The “Hazard” That I Don’t Worry About

Occasionally when I begin to point out the hazards of using pressurized gas as the motive force for transferring liquids, I’ll be interrupted. “Oh, don’t worry. At least we don’t use air. We know that increases the flammability in the head space, so we use nitrogen.” Except that leaking nitrogen can be an asphyxiation hazard, there is nothing wrong with using nitrogen instead of air. If the liquid is flammable with a flash point less than the ambient temperature, putting nitrogen in the head space of the vessel instead of air is certainly helpful.

When the flammable liquid has a flash point higher than the ambient temperature, putting nitrogen in the head space doesn’t hurt, but increasing the pressure in the head space with compressed air is not going to make the headspace more flammable.

What?!

Consider ethanol. Its flash point is 55°F (13 C). Ethanol’s lower explosive (LEL) is 3.3 vol% in air at atmospheric pressure, which is same as saying that the mole fraction of ethanol vapor in air at atmospheric pressure is 0.033. In other words, the partial pressure of ethanol in the vapor space of a tank containing pure ethanol at 55°F (13 C) is 0.033 atm (0.485 psia). The partial pressure of the ethanol won’t change as long as the temperature doesn’t change. When compressed air increases the pressure of the headspace from 1 atm_abs to 3.04 atm_abs (44.696 psia, 30 psig), the mole fraction of ethanol drops from 0.033 to 0.011. The head space becomes considerably less flammable.
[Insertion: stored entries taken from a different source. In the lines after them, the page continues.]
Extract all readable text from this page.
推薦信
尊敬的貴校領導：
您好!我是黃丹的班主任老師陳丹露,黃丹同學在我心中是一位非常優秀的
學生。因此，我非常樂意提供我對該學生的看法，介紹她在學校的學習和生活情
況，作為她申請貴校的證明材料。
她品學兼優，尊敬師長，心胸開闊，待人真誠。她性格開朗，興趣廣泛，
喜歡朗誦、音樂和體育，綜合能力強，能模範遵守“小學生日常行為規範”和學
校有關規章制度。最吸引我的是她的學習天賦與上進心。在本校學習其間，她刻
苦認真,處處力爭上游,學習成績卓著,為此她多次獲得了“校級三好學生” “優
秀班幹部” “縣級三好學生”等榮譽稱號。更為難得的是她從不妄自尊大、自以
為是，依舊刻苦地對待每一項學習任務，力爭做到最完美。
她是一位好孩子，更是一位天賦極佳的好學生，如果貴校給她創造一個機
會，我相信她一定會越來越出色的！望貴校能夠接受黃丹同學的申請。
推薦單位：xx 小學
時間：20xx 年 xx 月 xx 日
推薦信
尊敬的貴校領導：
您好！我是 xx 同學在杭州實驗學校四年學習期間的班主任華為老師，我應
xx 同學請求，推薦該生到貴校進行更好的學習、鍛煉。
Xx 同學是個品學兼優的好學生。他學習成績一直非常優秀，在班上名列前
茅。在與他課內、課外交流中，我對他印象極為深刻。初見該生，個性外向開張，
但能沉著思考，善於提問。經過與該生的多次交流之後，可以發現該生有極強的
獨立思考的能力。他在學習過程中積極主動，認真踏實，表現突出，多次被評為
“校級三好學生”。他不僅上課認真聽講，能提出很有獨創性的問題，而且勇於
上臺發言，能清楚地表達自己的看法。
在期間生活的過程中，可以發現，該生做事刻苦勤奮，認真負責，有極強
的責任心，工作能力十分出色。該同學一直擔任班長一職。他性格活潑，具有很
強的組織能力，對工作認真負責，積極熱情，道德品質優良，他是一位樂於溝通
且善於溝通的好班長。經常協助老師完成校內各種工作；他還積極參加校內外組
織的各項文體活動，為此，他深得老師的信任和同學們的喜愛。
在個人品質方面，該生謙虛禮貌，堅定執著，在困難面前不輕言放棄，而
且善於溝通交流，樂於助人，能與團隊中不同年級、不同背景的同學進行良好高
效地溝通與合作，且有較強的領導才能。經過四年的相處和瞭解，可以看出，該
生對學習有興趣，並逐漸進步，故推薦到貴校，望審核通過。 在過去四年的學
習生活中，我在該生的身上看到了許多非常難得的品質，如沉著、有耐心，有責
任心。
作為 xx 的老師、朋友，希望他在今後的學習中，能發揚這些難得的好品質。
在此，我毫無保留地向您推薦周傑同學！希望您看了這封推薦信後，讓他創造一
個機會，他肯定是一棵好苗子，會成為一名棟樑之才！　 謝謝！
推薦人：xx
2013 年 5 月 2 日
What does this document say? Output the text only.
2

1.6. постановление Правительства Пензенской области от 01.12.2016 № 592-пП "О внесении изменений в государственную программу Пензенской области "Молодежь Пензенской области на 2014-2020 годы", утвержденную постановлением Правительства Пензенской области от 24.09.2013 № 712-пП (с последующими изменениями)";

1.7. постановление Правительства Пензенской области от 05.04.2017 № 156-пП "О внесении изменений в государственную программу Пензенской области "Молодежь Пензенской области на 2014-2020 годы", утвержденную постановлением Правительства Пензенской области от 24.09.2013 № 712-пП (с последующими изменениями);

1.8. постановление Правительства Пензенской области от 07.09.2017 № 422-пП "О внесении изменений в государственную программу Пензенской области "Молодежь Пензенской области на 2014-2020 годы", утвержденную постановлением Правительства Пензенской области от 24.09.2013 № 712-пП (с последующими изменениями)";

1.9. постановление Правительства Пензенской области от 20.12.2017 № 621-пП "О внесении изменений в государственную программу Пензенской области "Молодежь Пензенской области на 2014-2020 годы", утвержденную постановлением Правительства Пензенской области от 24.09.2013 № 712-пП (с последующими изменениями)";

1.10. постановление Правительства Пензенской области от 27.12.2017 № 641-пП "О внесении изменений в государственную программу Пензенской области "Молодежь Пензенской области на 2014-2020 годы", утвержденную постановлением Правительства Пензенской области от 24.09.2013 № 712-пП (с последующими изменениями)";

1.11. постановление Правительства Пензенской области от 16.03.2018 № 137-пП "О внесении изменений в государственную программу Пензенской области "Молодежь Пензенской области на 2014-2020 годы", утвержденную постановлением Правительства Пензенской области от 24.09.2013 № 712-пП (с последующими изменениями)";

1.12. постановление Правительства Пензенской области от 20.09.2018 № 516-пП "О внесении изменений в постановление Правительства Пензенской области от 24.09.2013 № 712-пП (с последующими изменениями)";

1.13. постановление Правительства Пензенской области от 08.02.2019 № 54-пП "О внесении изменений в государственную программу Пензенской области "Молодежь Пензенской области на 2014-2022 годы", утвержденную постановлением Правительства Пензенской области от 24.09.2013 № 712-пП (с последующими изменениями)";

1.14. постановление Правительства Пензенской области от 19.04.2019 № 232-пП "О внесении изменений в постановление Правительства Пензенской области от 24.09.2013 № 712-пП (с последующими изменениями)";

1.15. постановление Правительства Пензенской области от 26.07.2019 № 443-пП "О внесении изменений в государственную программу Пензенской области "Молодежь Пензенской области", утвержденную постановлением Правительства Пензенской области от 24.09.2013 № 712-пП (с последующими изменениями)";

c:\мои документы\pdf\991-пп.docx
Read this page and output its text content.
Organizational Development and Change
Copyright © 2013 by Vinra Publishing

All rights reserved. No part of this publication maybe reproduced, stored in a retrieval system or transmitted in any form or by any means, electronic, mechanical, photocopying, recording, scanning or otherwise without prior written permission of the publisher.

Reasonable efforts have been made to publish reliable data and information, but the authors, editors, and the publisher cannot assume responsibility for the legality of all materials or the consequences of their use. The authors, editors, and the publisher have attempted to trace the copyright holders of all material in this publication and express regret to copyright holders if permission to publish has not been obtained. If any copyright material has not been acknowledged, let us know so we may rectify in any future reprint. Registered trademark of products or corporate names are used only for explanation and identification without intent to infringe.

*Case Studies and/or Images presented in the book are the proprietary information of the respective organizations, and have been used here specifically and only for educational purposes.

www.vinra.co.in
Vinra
In fact, a study shows that the flash point of many common flammable liquids increases significantly as the pressure increases — about 18°F (10 C) when the pressure goes from ambient to 15 psig.  So, a flammable vapor becomes even less flammable as a non-flammable gas—even air—pressurizes the head space.

Take Another Look

The primary reason for using compressed gas to transfer liquids, especially if the plant air or plant nitrogen system already exists and has plenty of capacity, is the lower initial capital costs. Pumps cost money. And once installed, they have their own maintenance costs. But from a process safety perspective, they have the potential to be much safer in an emergency.

If you are using compressed gas to transfer liquids, would installing a transfer pump make for an safer process? It’s worth a look.